At the beginning of his 25-minute radio interview with Karl Rove this afternoon, Rush Limbaugh said that he was "delighted" to have the president's outgoing deputy chief of staff on his show. At the end of the interview, Limbaugh told Rove that he'd received "a bunch of e-mails" from listeners who wanted Rove to know that they love him.
"We all do," Limbaugh added.
In between, Limbaugh asked Rove how he and George W. Bush survive all the negativity from Democrats and the press; whether there's anything we really ought to know about the president; how the Bush-Rove book-reading contest is going; and why Rove thinks that Hillary Clinton is "fatally flawed" as a presidential candidate.
The Clinton question was the only one to get much of a rise out of Rove. "She is who she is," he said of Clinton, then went on to note that "no front-runner" in the history of modern polling has "entered the primary season with negatives as high as she has."

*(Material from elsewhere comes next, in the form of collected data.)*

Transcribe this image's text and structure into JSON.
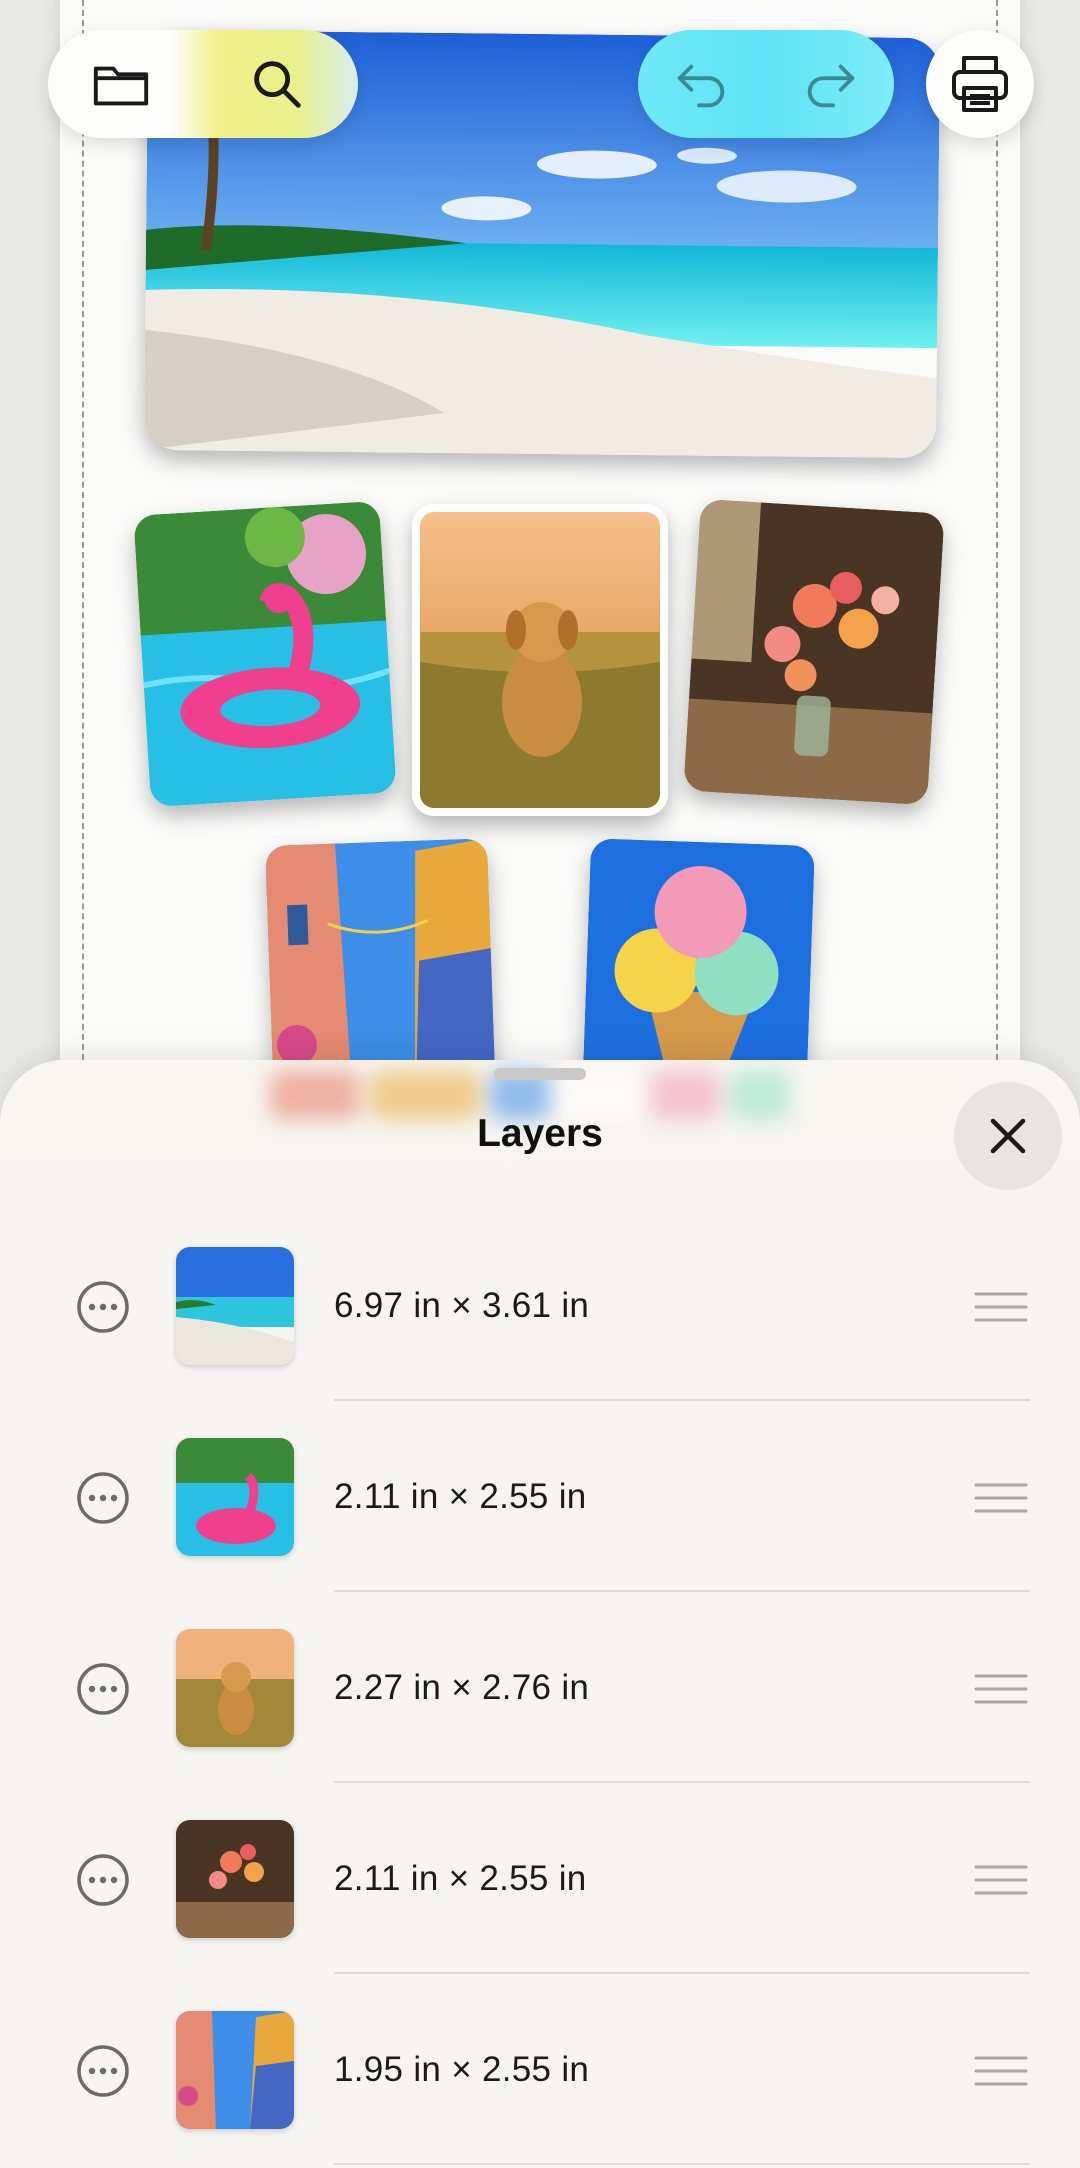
{
  "toolbar": {
    "left_icons": [
      "folder-icon",
      "search-icon"
    ],
    "history_icons": [
      "undo-icon",
      "redo-icon"
    ],
    "right_icon": "print-icon"
  },
  "canvas": {
    "photos": [
      {
        "name": "beach-photo",
        "subject": "tropical beach"
      },
      {
        "name": "flamingo-photo",
        "subject": "flamingo float in pool"
      },
      {
        "name": "dog-photo",
        "subject": "golden retriever in field"
      },
      {
        "name": "flowers-photo",
        "subject": "flower bouquet in vase"
      },
      {
        "name": "street-photo",
        "subject": "colorful street"
      },
      {
        "name": "icecream-photo",
        "subject": "ice cream cone"
      }
    ]
  },
  "sheet": {
    "title": "Layers",
    "close_icon": "close-icon"
  },
  "layers": [
    {
      "size": "6.97 in × 3.61 in",
      "thumb": "beach"
    },
    {
      "size": "2.11 in × 2.55 in",
      "thumb": "flamingo"
    },
    {
      "size": "2.27 in × 2.76 in",
      "thumb": "dog"
    },
    {
      "size": "2.11 in × 2.55 in",
      "thumb": "flowers"
    },
    {
      "size": "1.95 in × 2.55 in",
      "thumb": "street"
    }
  ],
  "colors": {
    "accent_cyan": "#5ee2f4",
    "sheet_background": "#f6f5f2",
    "icon_stroke": "#1a1a1a",
    "muted_icon": "#6b6b6b"
  }
}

Although Rove may be right about that, the man for whom he works can only dream of having "unfavorable" numbers like Clinton's. In the Quinnipiac University poll released this morning, 43 percent of the respondents said they had an "unfavorable" view of Clinton. In the same poll, 64 percent of the respondents said they disapprove of the job Bush is doing as president.

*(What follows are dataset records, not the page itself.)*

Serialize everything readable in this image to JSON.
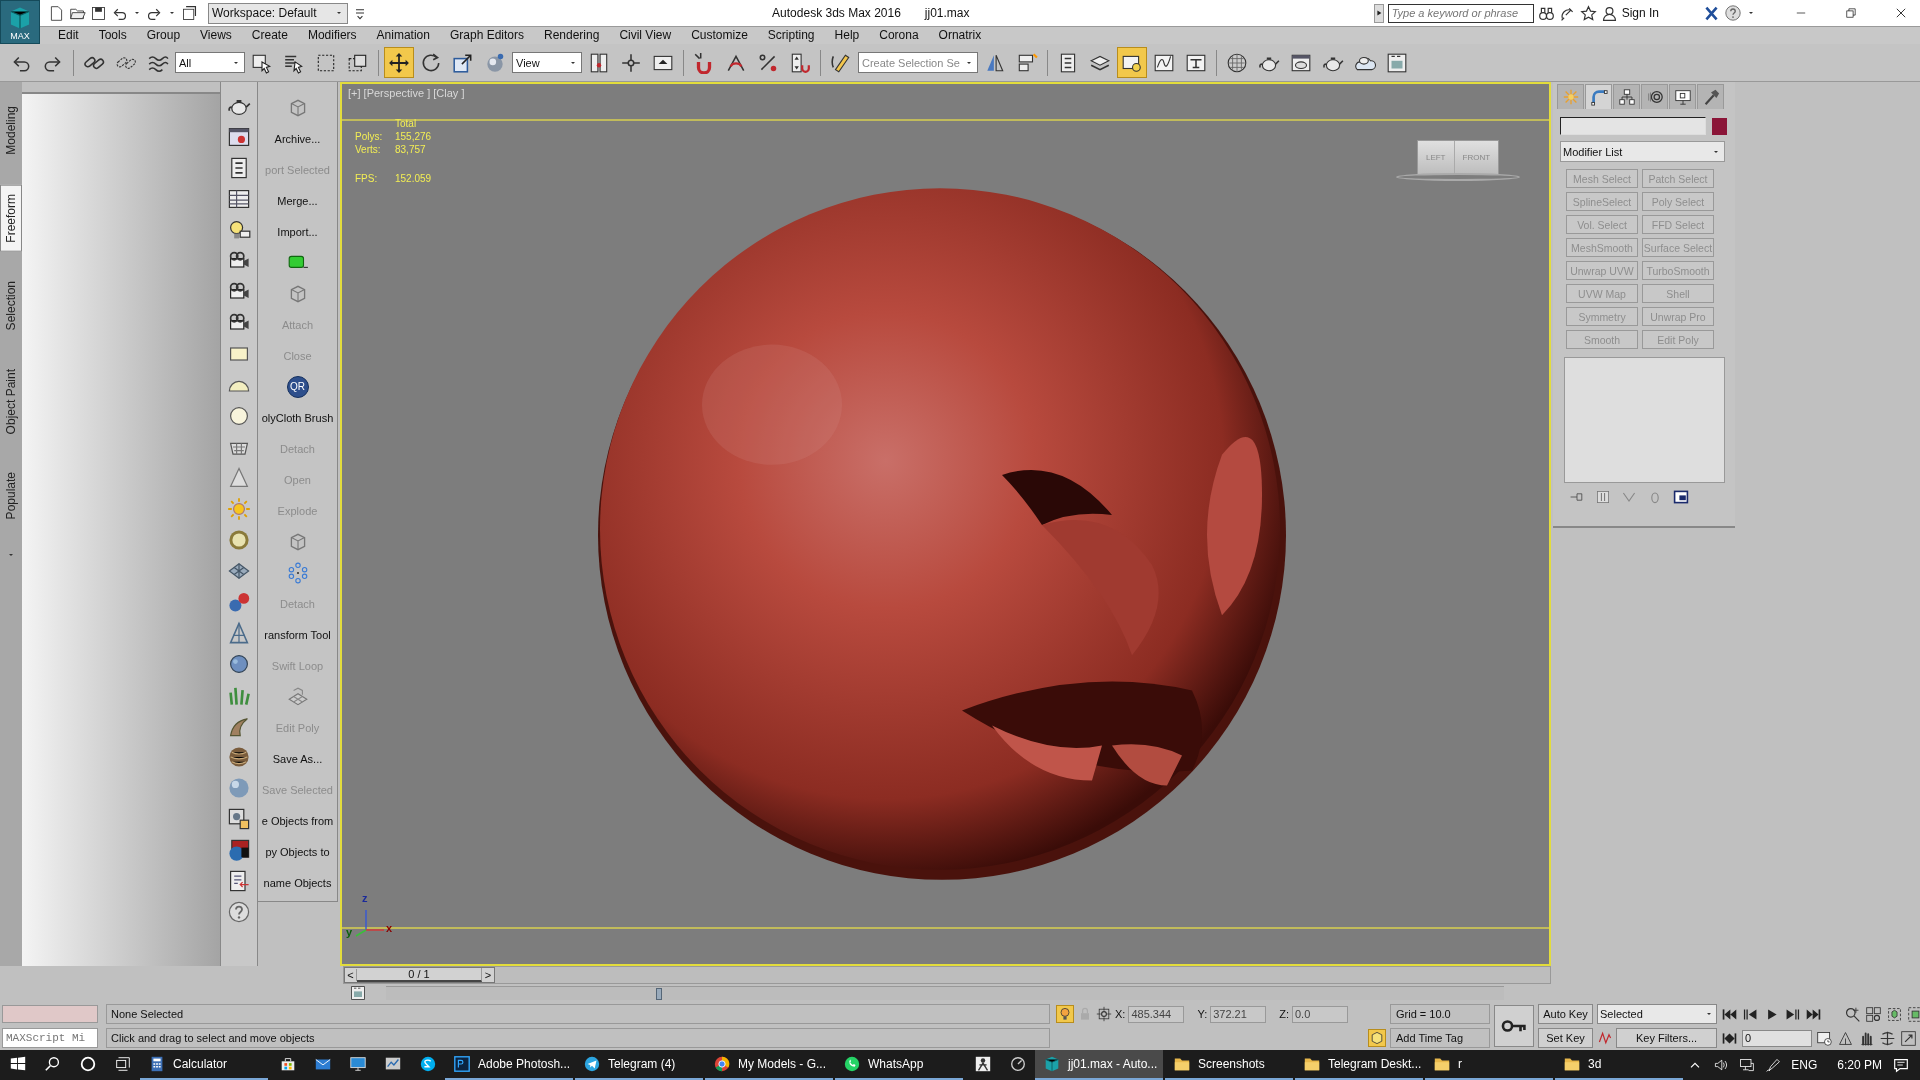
{
  "title_bar": {
    "app_badge": "MAX",
    "workspace": "Workspace: Default",
    "app_title": "Autodesk 3ds Max 2016",
    "file_name": "jj01.max",
    "search": {
      "placeholder": "Type a keyword or phrase"
    },
    "sign_in": "Sign In"
  },
  "menu": [
    "Edit",
    "Tools",
    "Group",
    "Views",
    "Create",
    "Modifiers",
    "Animation",
    "Graph Editors",
    "Rendering",
    "Civil View",
    "Customize",
    "Scripting",
    "Help",
    "Corona",
    "Ornatrix"
  ],
  "toolbar": [
    {
      "kind": "undo",
      "selected": false
    },
    {
      "kind": "redo",
      "selected": false
    },
    {
      "kind": "separator"
    },
    {
      "kind": "link",
      "selected": false
    },
    {
      "kind": "unlink",
      "selected": false
    },
    {
      "kind": "bind",
      "selected": false
    },
    {
      "kind": "dropdown",
      "value": "All"
    },
    {
      "kind": "select",
      "selected": false
    },
    {
      "kind": "select-by-name",
      "selected": false
    },
    {
      "kind": "region",
      "selected": false
    },
    {
      "kind": "crossing",
      "selected": false
    },
    {
      "kind": "separator"
    },
    {
      "kind": "move",
      "selected": true
    },
    {
      "kind": "rotate",
      "selected": false
    },
    {
      "kind": "scale",
      "selected": false
    },
    {
      "kind": "pivot",
      "selected": false
    },
    {
      "kind": "dropdown",
      "value": "View"
    },
    {
      "kind": "mirror-pivot",
      "selected": false
    },
    {
      "kind": "manipulate",
      "selected": false
    },
    {
      "kind": "place",
      "selected": false
    },
    {
      "kind": "separator"
    },
    {
      "kind": "snap",
      "selected": false
    },
    {
      "kind": "angle-snap",
      "selected": false
    },
    {
      "kind": "percent-snap",
      "selected": false
    },
    {
      "kind": "spinner-snap",
      "selected": false
    },
    {
      "kind": "separator"
    },
    {
      "kind": "edit-named",
      "selected": false
    },
    {
      "kind": "dropdown",
      "placeholder": "Create Selection Se"
    },
    {
      "kind": "mirror",
      "selected": false
    },
    {
      "kind": "align",
      "selected": false
    },
    {
      "kind": "separator"
    },
    {
      "kind": "list",
      "selected": false
    },
    {
      "kind": "layers",
      "selected": false
    },
    {
      "kind": "explorer",
      "selected": true
    },
    {
      "kind": "curve",
      "selected": false
    },
    {
      "kind": "schematic",
      "selected": false
    },
    {
      "kind": "separator"
    },
    {
      "kind": "material",
      "selected": false
    },
    {
      "kind": "render-setup",
      "selected": false
    },
    {
      "kind": "render-window",
      "selected": false
    },
    {
      "kind": "render",
      "selected": false
    },
    {
      "kind": "render-cloud",
      "selected": false
    },
    {
      "kind": "frame",
      "selected": false
    }
  ],
  "ribbon_tabs": [
    {
      "label": "Modeling",
      "selected": false
    },
    {
      "label": "Freeform",
      "selected": true
    },
    {
      "label": "Selection",
      "selected": false
    },
    {
      "label": "Object Paint",
      "selected": false
    },
    {
      "label": "Populate",
      "selected": false
    }
  ],
  "tool_panel": [
    {
      "kind": "wire-cube"
    },
    {
      "kind": "button",
      "label": "Archive...",
      "disabled": false
    },
    {
      "kind": "button",
      "label": "port Selected",
      "disabled": true
    },
    {
      "kind": "button",
      "label": "Merge...",
      "disabled": false
    },
    {
      "kind": "button",
      "label": "Import...",
      "disabled": false
    },
    {
      "kind": "green-box"
    },
    {
      "kind": "wire-cube"
    },
    {
      "kind": "button",
      "label": "Attach",
      "disabled": true
    },
    {
      "kind": "button",
      "label": "Close",
      "disabled": true
    },
    {
      "kind": "badge",
      "label": "QR"
    },
    {
      "kind": "button",
      "label": "olyCloth Brush",
      "disabled": false
    },
    {
      "kind": "button",
      "label": "Detach",
      "disabled": true
    },
    {
      "kind": "button",
      "label": "Open",
      "disabled": true
    },
    {
      "kind": "button",
      "label": "Explode",
      "disabled": true
    },
    {
      "kind": "wire-cube"
    },
    {
      "kind": "dots"
    },
    {
      "kind": "button",
      "label": "Detach",
      "disabled": true
    },
    {
      "kind": "button",
      "label": "ransform Tool",
      "disabled": false
    },
    {
      "kind": "button",
      "label": "Swift Loop",
      "disabled": true
    },
    {
      "kind": "plane"
    },
    {
      "kind": "button",
      "label": "Edit Poly",
      "disabled": true
    },
    {
      "kind": "button",
      "label": "Save As...",
      "disabled": false
    },
    {
      "kind": "button",
      "label": "Save Selected",
      "disabled": true
    },
    {
      "kind": "button",
      "label": "e Objects from",
      "disabled": false
    },
    {
      "kind": "button",
      "label": "py Objects to",
      "disabled": false
    },
    {
      "kind": "button",
      "label": "name Objects",
      "disabled": false
    }
  ],
  "viewport": {
    "label": "[+] [Perspective ] [Clay ]",
    "stats": {
      "header": "Total",
      "rows": [
        {
          "label": "Polys:",
          "value": "155,276"
        },
        {
          "label": "Verts:",
          "value": "83,757"
        },
        {
          "label": "FPS:",
          "value": "152.059"
        }
      ]
    },
    "view_cube": [
      "LEFT",
      "FRONT"
    ],
    "axis_labels": [
      "z",
      "y",
      "x"
    ]
  },
  "command_panel": {
    "tabs": [
      {
        "kind": "create",
        "selected": false
      },
      {
        "kind": "modify",
        "selected": true
      },
      {
        "kind": "hierarchy",
        "selected": false
      },
      {
        "kind": "motion",
        "selected": false
      },
      {
        "kind": "display",
        "selected": false
      },
      {
        "kind": "utilities",
        "selected": false
      }
    ],
    "object_swatch": {
      "color": "#8b1538"
    },
    "modifier_list": "Modifier List",
    "modifier_buttons": [
      {
        "label": "Mesh Select",
        "disabled": true
      },
      {
        "label": "Patch Select",
        "disabled": true
      },
      {
        "label": "SplineSelect",
        "disabled": true
      },
      {
        "label": "Poly Select",
        "disabled": true
      },
      {
        "label": "Vol. Select",
        "disabled": true
      },
      {
        "label": "FFD Select",
        "disabled": true
      },
      {
        "label": "MeshSmooth",
        "disabled": true
      },
      {
        "label": "Surface Select",
        "disabled": true
      },
      {
        "label": "Unwrap UVW",
        "disabled": true
      },
      {
        "label": "TurboSmooth",
        "disabled": true
      },
      {
        "label": "UVW Map",
        "disabled": true
      },
      {
        "label": "Shell",
        "disabled": true
      },
      {
        "label": "Symmetry",
        "disabled": true
      },
      {
        "label": "Unwrap Pro",
        "disabled": true
      },
      {
        "label": "Smooth",
        "disabled": true
      },
      {
        "label": "Edit Poly",
        "disabled": true
      }
    ]
  },
  "time_slider": {
    "prev": "<",
    "frame": "0 / 1",
    "next": ">",
    "level": 0
  },
  "status": {
    "maxscript": {
      "placeholder": "MAXScript Mi"
    },
    "selection": "None Selected",
    "prompt": "Click and drag to select and move objects",
    "coords": [
      {
        "label": "X:",
        "value": "485.344"
      },
      {
        "label": "Y:",
        "value": "372.21"
      },
      {
        "label": "Z:",
        "value": "0.0"
      }
    ],
    "grid": "Grid = 10.0",
    "time_tag": "Add Time Tag",
    "auto_key": "Auto Key",
    "set_key": "Set Key",
    "key_mode": "Selected",
    "key_filters": "Key Filters...",
    "current_frame": "0"
  },
  "taskbar": {
    "apps": [
      {
        "kind": "calculator",
        "label": "Calculator",
        "running": true,
        "selected": false
      },
      {
        "kind": "store",
        "running": false,
        "selected": false
      },
      {
        "kind": "mail",
        "running": false,
        "selected": false
      },
      {
        "kind": "monitor",
        "running": false,
        "selected": false
      },
      {
        "kind": "chart",
        "running": false,
        "selected": false
      },
      {
        "kind": "skype",
        "running": false,
        "selected": false
      },
      {
        "kind": "photoshop",
        "label": "Adobe Photosh...",
        "running": true,
        "selected": false
      },
      {
        "kind": "telegram",
        "label": "Telegram (4)",
        "running": true,
        "selected": false
      },
      {
        "kind": "chrome",
        "label": "My Models - G...",
        "running": true,
        "selected": false
      },
      {
        "kind": "whatsapp",
        "label": "WhatsApp",
        "running": true,
        "selected": false
      },
      {
        "kind": "figure",
        "running": false,
        "selected": false
      },
      {
        "kind": "gauge",
        "running": false,
        "selected": false
      },
      {
        "kind": "max",
        "label": "jj01.max - Auto...",
        "running": true,
        "selected": true
      },
      {
        "kind": "folder",
        "label": "Screenshots",
        "running": true,
        "selected": false
      },
      {
        "kind": "folder",
        "label": "Telegram Deskt...",
        "running": true,
        "selected": false
      },
      {
        "kind": "folder",
        "label": "r",
        "running": true,
        "selected": false
      },
      {
        "kind": "folder",
        "label": "3d",
        "running": true,
        "selected": false
      }
    ],
    "language": "ENG",
    "clock": "6:20 PM"
  }
}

Continuing the assault Dana Perino began yesterday, Rove did what he could on Limbaugh's show to drive Clinton's numbers down further. Asked about the new TV ad Clinton is running in Iowa -- one in which she says a lot of everyday Americans are "invisible" to Bush -- Rove offered chapter and verse on Clinton's voting record with respect to everything from healthcare to the war in Iraq to domestic spying. "Look," Rove said of the ad, "it was so over the top that, frankly, an ordinary cat listening to that on the street would say, 'Wait a minute, that's not true.'"
An "ordinary cat"?
Limbaugh piled on, saying he couldn't understand how Clinton could come out with "something like this" after Bush was "as gracious as anyone could be" when the Clintons visited the White House for the unveiling of their official portraits in 2004.